Tamam arkadaşım müdürsün.
Bu kadarda kasılmana gerek yok!
O oturduğun makamın ismini, kendi ismin önüne koyma.
Kasılarak oturduğun o makamın geçici olduğunu bil!
Senden önce de o makamlarda çok insan oturdu.
Makamı başının üstünde taşıma!
Taşırsan başın döner yanlış işler yaparsın.
Makam değil, güçlü olan sen ol!
Ama haddini de bil!
Makamının gücünü yasalardan yana kullan.
Görevin bittiğinde de o makamı temiz devret.
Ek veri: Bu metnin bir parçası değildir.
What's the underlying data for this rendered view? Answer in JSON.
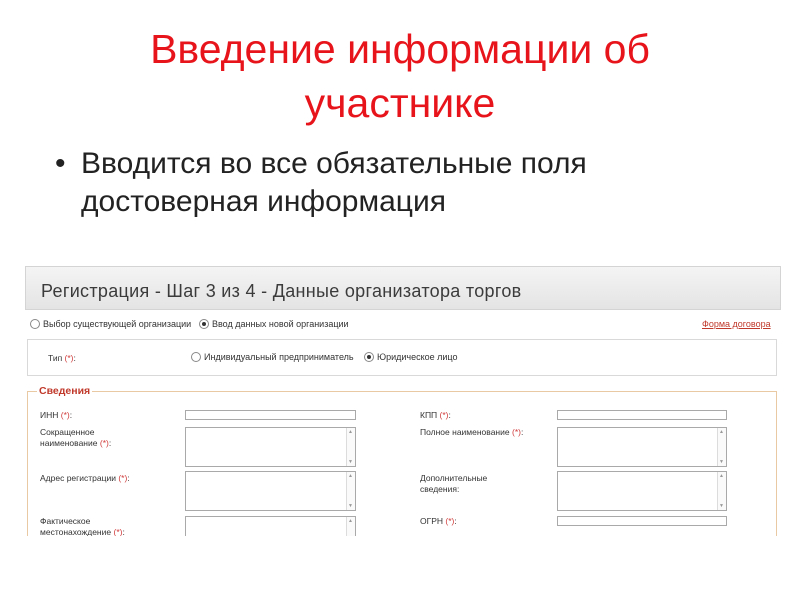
{
  "slide": {
    "title_line1": "Введение информации об",
    "title_line2": "участнике",
    "bullet_symbol": "•",
    "bullet_text": "Вводится во все обязательные поля достоверная информация"
  },
  "form": {
    "header_title": "Регистрация - Шаг 3 из 4 - Данные организатора торгов",
    "org_options": [
      {
        "label": "Выбор существующей организации",
        "selected": false
      },
      {
        "label": "Ввод данных новой организации",
        "selected": true
      }
    ],
    "contract_link": "Форма договора",
    "type": {
      "label": "Тип",
      "required_mark": "(*)",
      "suffix": ":",
      "options": [
        {
          "label": "Индивидуальный предприниматель",
          "selected": false
        },
        {
          "label": "Юридическое лицо",
          "selected": true
        }
      ]
    },
    "section_title": "Сведения",
    "left_fields": [
      {
        "label": "ИНН",
        "req": "(*)",
        "suffix": ":"
      },
      {
        "label": "Сокращенное наименование",
        "req": "(*)",
        "suffix": ":"
      },
      {
        "label": "Адрес регистрации",
        "req": "(*)",
        "suffix": ":"
      },
      {
        "label": "Фактическое местонахождение",
        "req": "(*)",
        "suffix": ":"
      }
    ],
    "right_fields": [
      {
        "label": "КПП",
        "req": "(*)",
        "suffix": ":"
      },
      {
        "label": "Полное наименование",
        "req": "(*)",
        "suffix": ":"
      },
      {
        "label": "Дополнительные сведения:",
        "req": "",
        "suffix": ""
      },
      {
        "label": "ОГРН",
        "req": "(*)",
        "suffix": ":"
      }
    ],
    "colors": {
      "accent_red": "#e8141b",
      "required": "#d13b3b"
    }
  }
}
Her zaman haddinizi bilin! Bilmeyenlere kıssadan hisse: İngiltere kraliçesine dev bir inci hediye edilmiştir. Kraliçe bu incinin delinerek tacına takılmasını istemektedir. Ancak İngiltere’de ki bütün kuyumcular, “Kusura bakmayın, dünyada tek olan bu inciyi delerken kırılmasına sebebi olmak istemeyiz.” diyerek inciyi delmeye yanaşmamışlar. Sonra bir deniz subayı İstanbul’da Kapalıçarşı’da yetenekli ustaların olduğunu söylemiş. Bir heyet hazırlanmış doğruca Kapalıçarşı’ya gönderilmiş. Tercüman, çarşıda köhne bir dükkana sokmuş heyeti. İçeride ak saclı ustaya durum anlatılmış.Ne çare ki usta diğer meslektaşlarının söylediğinin aynısını söylemiş. Heyet hep birlikte sızlanmaya başlamış. “Kraliçe bizi mahvedecek.” diye. Usta ekibinin çaresizliğime acımış. “Bakın efendiler, demiş sorumluluk kabul etmem ama bende bir çırak var, belki bu işi o yapabilir. Ama sorumluluğu kabul etmem.” Heyettekiler çaresiz, “olur” demişler. Usta seslenmiş: “Oğlum Veli, bir bak hele…”Arkada bulunan perdeleme aralanmış. Elinde bir matkapla 12-13 yasında bir çocuk çıkmış. Usta:“Oğlum, demiş, hele şu inciyi bir del.” Bu sözü duyan Veli hiç düşünmeden elindeki matkabı inciye daldırmış. İnci tam ortasından delinmiş. Heyet sevinç içinde ustaya dönmüşler: “Ya usta bu nasıl iştir, dünyanın en ünlü kuyumcularını yapamadığı bu işi bu çocuk nasıl yapar? Usta bir heyete bakmış, bir de Veli’ye ve soruyu cevaplamış: “O haddini bilmez.”